李明博政権への中間評価と言える6月2日の地方選挙だったが、李政権への評価だけでなく、韓国社会がこれから克服せねばならない諸問題が浮き彫りになった。
今回の地方選挙は、海軍哨戒艦「天安」爆沈事件という、朝鮮戦争以来の未曾有の安保危機の中で行われた。
政府が「天安」を爆沈させた北韓製重魚雷を公開したのは、投票日の2週間前。国際社会が金正日政権の侵略行為を糾弾し、李大統領の強硬な対北措置を支持する環境の中で行われた地方選挙でもあった。
「戦争か平和か」の選択
だが、選挙結果は野党の勝利。「政変」と言えるほど常識的に起こりえない現象だった。
親北勢力は正常な選挙運動でなく、北側と連帯して戦争の不安を煽る扇動と謀略、つまり反逆的選挙運動を展開した。民主党は天安艦爆沈と金正日は無関係だと主張してきただけに、投票1週間前から、李大統領とハンナラ党の対北姿勢は戦争を招くというキャンペーンに出た。「戦争か平和か」という二者択一を迫った。
李大統領最大の弱点である理念のなさを衝く戦術だが、民主党は勝利のために敵(金正日)と露骨に連帯した。選挙には勝ったが、自ら親北勢力であることを証明した。
常識なき投票行動
今回も政治的良識に挑戦した犯罪歴のある者や悪質な兵役忌避者がたくさん出馬した。昨年自殺した盧武鉉前大統領の路線継承を誓った、「486主思派」の核心人士ら(李光宰・江原道知事、安熙正・忠南道知事、宋永吉・仁川市長など)が堂々と復活した。
彼らには、政治資金法違反や、北の核を露骨に擁護してきた前歴がある。有権者はそれを知りつつ支持した。この常識なき投票行動とそれに伴う結果は有権者の責任だ。
もっとも、北韓製魚雷CHT―02Dという物証を提示されても、天安爆沈事件が金正日の仕業であることを認めなかった人々は有権者の4分の1もいた。常識の基準がここまで異なると、一つの共同体を維持するのが難しくなる。
法治破壊勢力の温存
国家の安全を護るための基準・常識を統一させる責任は政府にある。法治こそ唯一・最高の基準であるはずだが、李大統領は、自らに課せられた憲法的・歴史的責務を果たそうとせず、法治を破壊する勢力を温存させている。

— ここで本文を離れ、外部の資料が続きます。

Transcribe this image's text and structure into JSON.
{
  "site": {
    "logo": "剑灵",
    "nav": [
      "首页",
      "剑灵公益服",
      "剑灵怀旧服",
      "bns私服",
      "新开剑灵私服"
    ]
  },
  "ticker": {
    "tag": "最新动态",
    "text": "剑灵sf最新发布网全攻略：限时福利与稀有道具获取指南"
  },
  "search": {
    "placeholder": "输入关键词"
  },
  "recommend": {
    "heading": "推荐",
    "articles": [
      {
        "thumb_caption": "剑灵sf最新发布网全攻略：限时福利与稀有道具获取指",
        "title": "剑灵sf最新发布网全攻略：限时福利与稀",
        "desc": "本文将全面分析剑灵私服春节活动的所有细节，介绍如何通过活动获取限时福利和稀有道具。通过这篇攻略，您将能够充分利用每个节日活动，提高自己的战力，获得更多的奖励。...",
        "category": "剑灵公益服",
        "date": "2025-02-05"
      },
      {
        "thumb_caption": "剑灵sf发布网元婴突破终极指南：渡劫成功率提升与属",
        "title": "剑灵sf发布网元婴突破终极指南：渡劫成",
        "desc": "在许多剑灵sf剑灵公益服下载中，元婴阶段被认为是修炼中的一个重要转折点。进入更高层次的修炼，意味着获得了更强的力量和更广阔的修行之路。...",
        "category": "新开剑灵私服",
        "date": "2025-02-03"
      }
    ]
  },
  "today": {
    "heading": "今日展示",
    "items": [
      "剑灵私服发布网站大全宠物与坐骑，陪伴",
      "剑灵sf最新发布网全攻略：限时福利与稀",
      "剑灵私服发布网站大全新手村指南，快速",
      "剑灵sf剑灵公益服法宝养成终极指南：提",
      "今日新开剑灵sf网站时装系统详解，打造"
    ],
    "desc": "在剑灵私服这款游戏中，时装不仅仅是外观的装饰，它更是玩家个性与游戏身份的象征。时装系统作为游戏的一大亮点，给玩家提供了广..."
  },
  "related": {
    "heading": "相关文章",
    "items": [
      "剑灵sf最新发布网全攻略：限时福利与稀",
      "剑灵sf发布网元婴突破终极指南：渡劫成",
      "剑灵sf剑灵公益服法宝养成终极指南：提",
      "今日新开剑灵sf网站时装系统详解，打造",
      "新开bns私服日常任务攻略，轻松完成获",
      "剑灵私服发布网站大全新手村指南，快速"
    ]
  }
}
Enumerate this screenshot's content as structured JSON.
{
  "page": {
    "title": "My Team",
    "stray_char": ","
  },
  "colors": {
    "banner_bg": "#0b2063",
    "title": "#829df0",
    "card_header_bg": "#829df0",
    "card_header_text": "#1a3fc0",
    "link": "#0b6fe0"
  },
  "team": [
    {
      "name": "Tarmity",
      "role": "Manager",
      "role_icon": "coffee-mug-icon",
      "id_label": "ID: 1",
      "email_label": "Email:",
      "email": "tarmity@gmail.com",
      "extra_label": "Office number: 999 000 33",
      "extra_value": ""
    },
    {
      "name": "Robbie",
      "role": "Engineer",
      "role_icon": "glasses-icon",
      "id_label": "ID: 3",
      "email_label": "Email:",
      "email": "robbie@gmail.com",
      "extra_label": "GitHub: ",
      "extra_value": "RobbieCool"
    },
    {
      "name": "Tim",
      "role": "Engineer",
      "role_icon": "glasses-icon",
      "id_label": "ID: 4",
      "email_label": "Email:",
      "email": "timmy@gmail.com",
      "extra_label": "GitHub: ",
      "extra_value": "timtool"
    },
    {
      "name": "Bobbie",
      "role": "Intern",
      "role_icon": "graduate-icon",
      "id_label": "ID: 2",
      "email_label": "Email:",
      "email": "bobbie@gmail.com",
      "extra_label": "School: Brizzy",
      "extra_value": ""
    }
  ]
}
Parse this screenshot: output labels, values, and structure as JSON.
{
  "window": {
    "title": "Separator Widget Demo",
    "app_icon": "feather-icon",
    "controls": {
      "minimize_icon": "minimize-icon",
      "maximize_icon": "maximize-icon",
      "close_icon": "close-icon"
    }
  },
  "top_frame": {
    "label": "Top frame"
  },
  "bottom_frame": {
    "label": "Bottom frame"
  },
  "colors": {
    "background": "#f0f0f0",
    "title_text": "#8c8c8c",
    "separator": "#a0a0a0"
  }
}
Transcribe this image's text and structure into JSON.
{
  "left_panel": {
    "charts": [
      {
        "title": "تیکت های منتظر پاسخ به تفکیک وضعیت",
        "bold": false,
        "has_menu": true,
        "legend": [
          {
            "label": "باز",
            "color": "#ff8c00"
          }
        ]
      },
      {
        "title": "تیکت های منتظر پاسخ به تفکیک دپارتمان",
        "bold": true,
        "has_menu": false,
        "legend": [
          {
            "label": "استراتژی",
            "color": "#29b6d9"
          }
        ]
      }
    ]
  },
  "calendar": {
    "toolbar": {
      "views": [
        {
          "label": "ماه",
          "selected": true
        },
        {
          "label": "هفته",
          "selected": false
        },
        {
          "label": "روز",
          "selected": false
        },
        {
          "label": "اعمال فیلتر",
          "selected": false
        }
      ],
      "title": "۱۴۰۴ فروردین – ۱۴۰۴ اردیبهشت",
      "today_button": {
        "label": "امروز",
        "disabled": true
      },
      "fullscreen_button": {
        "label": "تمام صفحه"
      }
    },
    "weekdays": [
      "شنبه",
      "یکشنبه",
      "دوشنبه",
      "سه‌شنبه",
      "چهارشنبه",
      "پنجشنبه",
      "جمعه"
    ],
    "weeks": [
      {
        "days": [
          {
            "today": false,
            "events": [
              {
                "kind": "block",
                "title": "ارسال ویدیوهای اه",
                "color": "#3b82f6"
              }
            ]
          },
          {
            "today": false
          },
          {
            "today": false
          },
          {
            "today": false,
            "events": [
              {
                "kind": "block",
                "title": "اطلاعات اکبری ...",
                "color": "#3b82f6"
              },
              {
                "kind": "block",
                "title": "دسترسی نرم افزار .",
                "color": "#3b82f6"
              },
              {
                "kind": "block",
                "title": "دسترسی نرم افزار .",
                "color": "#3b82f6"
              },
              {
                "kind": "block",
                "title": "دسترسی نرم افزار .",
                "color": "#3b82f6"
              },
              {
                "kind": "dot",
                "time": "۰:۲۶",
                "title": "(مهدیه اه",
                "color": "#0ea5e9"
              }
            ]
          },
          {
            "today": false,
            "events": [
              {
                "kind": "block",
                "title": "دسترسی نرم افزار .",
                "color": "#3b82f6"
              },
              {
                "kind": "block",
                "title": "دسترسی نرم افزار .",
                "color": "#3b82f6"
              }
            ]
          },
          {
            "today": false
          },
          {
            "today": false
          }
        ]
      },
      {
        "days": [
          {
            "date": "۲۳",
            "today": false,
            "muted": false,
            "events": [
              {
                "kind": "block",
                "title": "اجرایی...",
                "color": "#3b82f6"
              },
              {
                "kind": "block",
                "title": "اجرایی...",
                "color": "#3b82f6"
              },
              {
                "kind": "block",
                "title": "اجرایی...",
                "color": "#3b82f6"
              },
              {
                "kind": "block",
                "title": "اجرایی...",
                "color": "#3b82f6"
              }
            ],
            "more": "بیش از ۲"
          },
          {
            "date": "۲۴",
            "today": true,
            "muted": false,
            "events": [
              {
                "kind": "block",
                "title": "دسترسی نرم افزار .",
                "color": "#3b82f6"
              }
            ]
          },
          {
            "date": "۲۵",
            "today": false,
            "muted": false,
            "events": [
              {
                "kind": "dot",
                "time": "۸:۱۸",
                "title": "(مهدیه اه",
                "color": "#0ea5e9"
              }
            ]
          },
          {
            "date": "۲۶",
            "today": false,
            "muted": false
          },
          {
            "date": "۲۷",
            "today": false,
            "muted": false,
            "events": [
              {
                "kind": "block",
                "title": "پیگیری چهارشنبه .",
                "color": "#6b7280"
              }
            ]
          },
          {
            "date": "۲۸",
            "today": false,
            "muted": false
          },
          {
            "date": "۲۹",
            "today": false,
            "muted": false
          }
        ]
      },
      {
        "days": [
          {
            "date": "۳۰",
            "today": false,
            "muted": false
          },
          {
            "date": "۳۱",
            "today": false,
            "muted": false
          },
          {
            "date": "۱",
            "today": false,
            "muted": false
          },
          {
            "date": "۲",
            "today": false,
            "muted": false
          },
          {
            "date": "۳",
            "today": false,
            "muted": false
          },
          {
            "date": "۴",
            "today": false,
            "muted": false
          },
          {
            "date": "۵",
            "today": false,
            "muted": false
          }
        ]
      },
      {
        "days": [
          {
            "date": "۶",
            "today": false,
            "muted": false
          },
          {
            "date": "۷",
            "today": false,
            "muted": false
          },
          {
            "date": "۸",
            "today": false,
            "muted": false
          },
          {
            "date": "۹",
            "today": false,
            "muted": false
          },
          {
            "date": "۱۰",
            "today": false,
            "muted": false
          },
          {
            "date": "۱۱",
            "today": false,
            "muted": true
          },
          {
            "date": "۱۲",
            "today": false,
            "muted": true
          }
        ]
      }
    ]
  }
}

先週、韓米連合軍の戦時作戦計画5027を敵に漏洩した現役陸軍少将が摘発された。「主敵」を同伴者と強弁した親北左翼政権の国家反逆構造もまったく是正されていない。
ローマは外からの侵略で滅びたのではない。内部から崩壊したのだ。
健全な保守政党を
天安艦爆沈への制裁と自衛権に反対する内部の敵野党や親北勢力に対して、政府与党は一言の反論もしていない。「中道実用」と経済回復ばかりを言っている。
李大統領は、爆沈直後に誤った報告・分析を行って大統領と国民を騙した青瓦台安保ラインの一人も処分していない。権力の周辺が病んだ価値観を持つ者で溢れている。
親北野党はもちろん、中道与党も常識的な国民に深い挫折感を与えている。ビジョンなき国民は滅びる。韓国社会に常識を取り戻すために戦う健全な保守政党の出現なしに、北韓解放も韓国の未来もない。